Structures and Properties of the GLI1 Isoforms

The human GLI1 gene was discovered in 1987 upon investigation into gene amplification in a human glioblastoma cell line (Kinzler et al., 1987). Investigators found a region of chromosome 12 to be amplified; however, this region did not correspond to any known oncogenes. The gene was termed GLI1 for the glioma tumor in which it was found (Kinzler et al., 1987) and was later mapped to a specific region of chromosome 12 at 12q13.3-14.1 (Arheden et al., 1989). This newly discovered GLI1 gene contained 3,318 base pairs giving rise to a 1,106-residue protein (Kinzler et al., 1988) that separates on a polyacrylamide gel to 150-kDa (Kinzler and Vogelstein, 1990). As shown in Figure 1, the GLI1 protein was found to contain five successive zinc finger DNA-binding motifs and belonged in the Kruppel family of zinc finger proteins (Kinzler et al., 1988). GLI1 was later found to bind to the 9-bp DNA sequence 5′-GACCACCCA-3′ (Kinzler and Vogelstein, 1990), in which only zinc fingers 2–5 were found to bind to the major groove of DNA (Pavletich and Pabo, 1993).

Figure 1.

Figure 1

Structures of the human GLI1 gene and the encoded full-length GLI1, GLI1ΔN, and tGLI1 isoforms. The full-length GLI1 gene is comprised of 12 exons, including the 5′-untranslated exon 1. The GLI1 coding region spans nt +79 to +3399 with the initiating methionine codon, ATG, at +79 in exon 2 (arrows). Exons are indicated as gray boxes while introns are shown by lines. The known functional domains of full-length GLI1 include the degron degradation signals (Dn and Dc; aa 77–116; 464–469), SUFU-binding domains (SU; aa 111–125 and C-terminus) (Dunaeva et al., 2003), zinc finger domains (ZF; aa 235–387), the nuclear localization signal (NLS; aa 380–420), and the transactivation domain (aa 1020–1091). Alternative splicing of GLI1 RNA can lead to the deletion of exons 1–3 totaling 128 amino acids in the N-terminus, forming the GLI1ΔN variant. The deletion of the entire exon 3 and part of exon 4 totaling 41 amino acids yields the tGLI1 isoform. Notably, tGLI1 retains all the known functional domains of the full-length GLI1.

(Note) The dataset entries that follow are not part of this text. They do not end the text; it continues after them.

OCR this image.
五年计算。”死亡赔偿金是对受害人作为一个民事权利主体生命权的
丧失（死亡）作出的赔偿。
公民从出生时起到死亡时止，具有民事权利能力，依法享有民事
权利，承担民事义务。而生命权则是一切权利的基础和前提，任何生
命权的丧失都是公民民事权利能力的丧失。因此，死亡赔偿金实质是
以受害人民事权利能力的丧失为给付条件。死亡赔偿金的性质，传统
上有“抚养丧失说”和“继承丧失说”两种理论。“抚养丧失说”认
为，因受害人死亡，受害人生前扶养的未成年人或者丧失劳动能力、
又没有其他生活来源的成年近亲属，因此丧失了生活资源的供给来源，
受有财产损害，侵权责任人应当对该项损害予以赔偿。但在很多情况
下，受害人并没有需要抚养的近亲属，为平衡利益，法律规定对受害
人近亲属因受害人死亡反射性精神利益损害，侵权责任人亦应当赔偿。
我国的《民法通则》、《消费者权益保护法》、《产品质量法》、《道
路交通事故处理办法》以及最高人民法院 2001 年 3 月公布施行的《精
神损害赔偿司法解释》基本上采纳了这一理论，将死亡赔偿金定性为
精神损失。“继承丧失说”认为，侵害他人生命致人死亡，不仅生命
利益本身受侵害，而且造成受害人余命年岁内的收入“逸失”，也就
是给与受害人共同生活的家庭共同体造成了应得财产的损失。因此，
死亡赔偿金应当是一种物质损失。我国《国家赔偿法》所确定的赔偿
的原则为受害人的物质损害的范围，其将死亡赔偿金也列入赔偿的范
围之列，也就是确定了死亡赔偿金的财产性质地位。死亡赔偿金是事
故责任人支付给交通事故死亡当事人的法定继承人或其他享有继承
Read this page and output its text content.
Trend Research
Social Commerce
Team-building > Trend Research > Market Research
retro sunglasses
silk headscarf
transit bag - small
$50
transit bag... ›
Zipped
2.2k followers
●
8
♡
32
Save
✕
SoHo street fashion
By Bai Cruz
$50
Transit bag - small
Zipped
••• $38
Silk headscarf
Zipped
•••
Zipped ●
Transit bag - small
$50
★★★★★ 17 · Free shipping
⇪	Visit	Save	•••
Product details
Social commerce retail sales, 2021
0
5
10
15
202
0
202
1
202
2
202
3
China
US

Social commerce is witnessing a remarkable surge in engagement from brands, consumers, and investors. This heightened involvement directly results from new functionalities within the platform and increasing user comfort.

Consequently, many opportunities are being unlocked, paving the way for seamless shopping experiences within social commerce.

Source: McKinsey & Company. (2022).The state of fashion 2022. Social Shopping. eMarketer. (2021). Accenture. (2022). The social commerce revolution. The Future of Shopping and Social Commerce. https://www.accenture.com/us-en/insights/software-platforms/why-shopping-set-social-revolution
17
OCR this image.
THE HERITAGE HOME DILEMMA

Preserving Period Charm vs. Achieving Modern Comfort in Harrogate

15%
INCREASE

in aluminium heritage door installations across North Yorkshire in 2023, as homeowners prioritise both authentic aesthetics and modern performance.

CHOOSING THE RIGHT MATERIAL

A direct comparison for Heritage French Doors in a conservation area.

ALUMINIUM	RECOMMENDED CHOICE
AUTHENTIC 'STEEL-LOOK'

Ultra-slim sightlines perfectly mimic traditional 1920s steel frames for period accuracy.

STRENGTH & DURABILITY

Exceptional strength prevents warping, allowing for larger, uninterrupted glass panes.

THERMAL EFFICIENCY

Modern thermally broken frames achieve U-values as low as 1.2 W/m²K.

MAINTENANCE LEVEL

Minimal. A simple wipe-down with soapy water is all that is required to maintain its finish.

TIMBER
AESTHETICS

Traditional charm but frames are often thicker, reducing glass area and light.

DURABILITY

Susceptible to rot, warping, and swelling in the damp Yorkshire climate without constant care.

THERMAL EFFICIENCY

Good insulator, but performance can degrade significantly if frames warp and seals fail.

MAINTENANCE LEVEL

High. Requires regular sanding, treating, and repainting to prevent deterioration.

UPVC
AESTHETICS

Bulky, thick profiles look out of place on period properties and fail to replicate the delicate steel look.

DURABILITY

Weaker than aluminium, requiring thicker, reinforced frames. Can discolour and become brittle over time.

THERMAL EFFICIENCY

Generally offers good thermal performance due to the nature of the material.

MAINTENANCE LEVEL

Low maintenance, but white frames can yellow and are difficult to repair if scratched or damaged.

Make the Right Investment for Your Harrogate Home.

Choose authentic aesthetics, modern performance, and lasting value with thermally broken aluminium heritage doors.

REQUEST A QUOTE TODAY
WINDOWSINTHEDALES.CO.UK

In 2008, the first splice variant of GLI1 was discovered in which 128 amino acids were deleted from the N-terminus, and thus was termed GLI1ΔN (Shimokawa et al., 2008). As shown in Figure 1, the deletion of this region primarily affects the N-terminal SUFU-binding site and the N-terminal degron degradation signal of GLI1. The SUFU protein interacts with GLI1, and consequently sequesters GLI1 in the cytoplasm and prevents GLI1 from regulating gene transcription (Kogerman et al., 1999). However, GLI1ΔN variant displays a weakened ability to translocate to the nucleus and induce transcription of GLI1 target genes (Shimokawa et al., 2008). The GLI1ΔN variant can be detected in both normal and cancer cell lines (Shimokawa et al., 2008). However, we were unable to detect this variant in primary glioblastoma specimens (Lo et al., 2009).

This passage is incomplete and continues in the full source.